My own analysis using the steps for writing a poetry analysis produces the following observations:

  1. There is no rhyme scheme. The meter is blank verse with variations. The lack of structure mirrors the freedom of youth.
  2. The poem creates its rhythm through the use of enjambment.
  3. The poem opens with a contrast: bent birches and straighter, darker trees.
  4. The short sentence in line five “ice storms do that” jolts the reader and changes the tone from idyllic to harsh.
  5. The contrast is continued in line 6 with the juxtaposition of ice and sunny.
  6. Line 9: alliteration of “cracks and crazes” draws the reader’s attention. Cracks and crazes could also represent the wrinkling of old age. Enamel reminds me of teeth and bones.
  7. I am drawn to the alliteration and assonance in lines 10-11: “soon the sun’s warmth makes them shed crystal shells shattering and avalanching on the snow crust.”
  8. Old age metaphor in lines 14-16: “They are dragged to the withered bracken by the load, / and they seem not to break; though once they are bowed [nice pun] / So low for long, they never right themselves.”
  9. Line 23 contains a pivot: “(Now am I free to be poetical?)” The tone of the poem changes once again. Poets see things that aren’t and make them so. It’s not about facts. It’s about beauty. The poem’s rhythm picks up immediately, reflective of the switch from old age represented by ice bent limbs, to youth, represented by swinging from branches.
  10. Line 29: “One by one he subdued his father’s trees” much in the same way the young supplant the old.
  11. Line 42: “So was I once myself a swinger of birches” is a combination of alliteration and consonance. It establishes the last stanza as reflective, a personalized message about youth. It marks a change in mood.
  12. Lines 47-50 states the poet’s desire to begin his life again, much in the same way he begins his poem again in lines 23 and line 42. Form enhances theme.
  13. The final association of birches is with love beginning in line 55.
  14. He finishes the poem with an outstanding example of meiosis: “One could do worse than be a swinger of birches.” This is the concluding line to a poem that exults the life of one who is a swinger of birches.

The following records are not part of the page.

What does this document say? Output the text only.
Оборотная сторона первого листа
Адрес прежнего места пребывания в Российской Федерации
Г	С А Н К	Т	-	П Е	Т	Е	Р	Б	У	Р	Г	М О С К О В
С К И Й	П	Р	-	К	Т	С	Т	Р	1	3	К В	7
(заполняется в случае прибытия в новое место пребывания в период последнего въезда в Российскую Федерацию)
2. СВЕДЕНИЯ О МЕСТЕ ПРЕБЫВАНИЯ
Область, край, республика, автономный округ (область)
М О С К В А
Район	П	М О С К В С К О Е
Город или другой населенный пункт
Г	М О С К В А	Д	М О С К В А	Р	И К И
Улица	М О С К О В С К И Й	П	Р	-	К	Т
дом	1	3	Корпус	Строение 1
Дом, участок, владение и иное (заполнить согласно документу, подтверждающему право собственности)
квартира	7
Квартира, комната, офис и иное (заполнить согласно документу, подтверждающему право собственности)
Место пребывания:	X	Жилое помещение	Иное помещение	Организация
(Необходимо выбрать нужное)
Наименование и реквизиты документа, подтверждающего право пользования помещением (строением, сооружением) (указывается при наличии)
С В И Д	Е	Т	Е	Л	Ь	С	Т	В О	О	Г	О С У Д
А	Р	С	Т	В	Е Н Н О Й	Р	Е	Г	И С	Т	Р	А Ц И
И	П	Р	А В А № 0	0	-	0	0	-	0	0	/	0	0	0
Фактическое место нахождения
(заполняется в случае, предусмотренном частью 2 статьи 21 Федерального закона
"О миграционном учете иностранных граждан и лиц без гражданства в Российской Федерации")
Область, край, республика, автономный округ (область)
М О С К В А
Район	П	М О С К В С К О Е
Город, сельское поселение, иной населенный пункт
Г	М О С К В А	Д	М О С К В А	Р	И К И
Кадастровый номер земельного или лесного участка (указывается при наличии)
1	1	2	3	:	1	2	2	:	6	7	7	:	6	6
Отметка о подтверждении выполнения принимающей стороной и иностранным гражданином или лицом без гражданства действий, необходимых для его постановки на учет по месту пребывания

Two-Paragraph Analysis of “Birches” by Robert Frost

The regenerative cycle of nature and love is reflected in Robert Frost’s nature poem “Birches.” The poem begins with the harsh realization that although he wishes the bent birches were a result of some boy swinging on them, he understands that “ice storms do that” (5). The abruptly short sentence jolts the reader and turns a lively mood into a somber one. Lines 5-22 laments old age through the use of symbols and metaphors: ice “cracks and crazes their [birches] enamel” (9), “heaps of broken glass” (12) are swept away, birches are “dragged to the withered bracken by the load” (14).

The poem pivots in line 24 as the poet imagines that, yes, the birches are bent from a boy swinging on them. The rhythm of the poem speeds up as Frost provides images of youth swinging on birches. Frost uses alliteration in line 42 to change the direction and mood of the poem once again as he reflects on what it would be like to be young again. The only way to do this, he claims, is through love. It is through love that even those who are bent can enjoy a renewal of their spirit, and can “climb black branches up a snow white trunk / Toward heaven, till the tree could bear no more” (56-57). He emphasizes the perfect rejuvenating power of love, represented by the birches, via meiosis in the last line: “Once could do worse than be a swinger of birches” (60).